Background: While the adult form of adrenoleukodystrophy (ALD) has been associated with an elevated rate of affective disturbance, the myeloneuropathic form of the disease known as adrenomyeloneuropathy (AMN) has been associated with only occasional cases of major mental illness. Given that cerebral involvement occurs in up to half of AMN sufferers, we hypothesized that rates of mental illness may match those with adult ALD.
Objective: To describe the psychiatric, cognitive, and disability variables in a sample of Australian AMN sufferers.
Methods: Ten genetically confirmed AMN sufferers underwent diagnostic psychiatric interview (Structured Clinical Interview for Diagnostic and Statistical Manual of Mental Disorders, Fourth Edition Axis I Disorders), rating scales of psychiatric disturbance (Brief Psychiatric Rating Scale, Hospital Anxiety and Depression Scale, Beck Depression and Anxiety Inventories, and Short-Form 36), and cognitive function (the Neuropsychiatry Unit Cognitive Assessment Tool and Mini-Mental State Examination).
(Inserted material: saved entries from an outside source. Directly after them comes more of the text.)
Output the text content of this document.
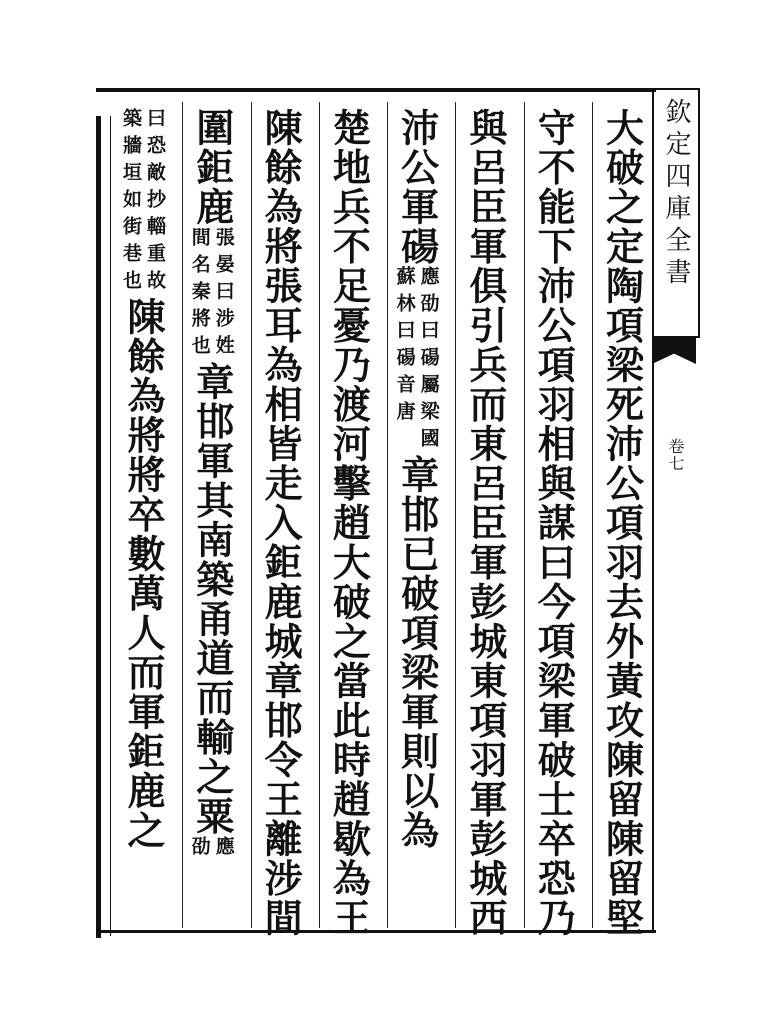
欽定四庫全書
卷七
大破之定陶項梁死沛公項羽去外黃攻陳留陳留堅
守不能下沛公項羽相與謀曰今項梁軍破士卒恐乃
與呂臣軍俱引兵而東呂臣軍彭城東項羽軍彭城西
沛公軍碭
應劭曰碭屬梁國
蘇林曰碭音唐
章邯已破項梁軍則以為
楚地兵不足憂乃渡河擊趙大破之當此時趙歇為王
陳餘為將張耳為相皆走入鉅鹿城章邯令王離涉間
圍鉅鹿
張晏曰涉姓
間名秦將也
章邯軍其南築甬道而輸之粟
應
劭
曰恐敵抄輜重故
築牆垣如街巷也
陳餘為將將卒數萬人而軍鉅鹿之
Results: While the group as a whole was generally cognitively intact, it demonstrated a higher than expected prevalence of lifetime and current major affective illness. Current symptom levels were low at the time of study participation. Psychopathology did not relate to adrenal status, nor to level of physical or functional impairment.
Conclusion: This small sample suggests that the level of psychiatric morbidity in AMN patients is elevated, and the rate of affective disturbance approaches those of adult ALD sufferers. This may reflect that AMN is not a “pure” myeloneuropathy, and that mild cerebral involvement may be associated with affective illness.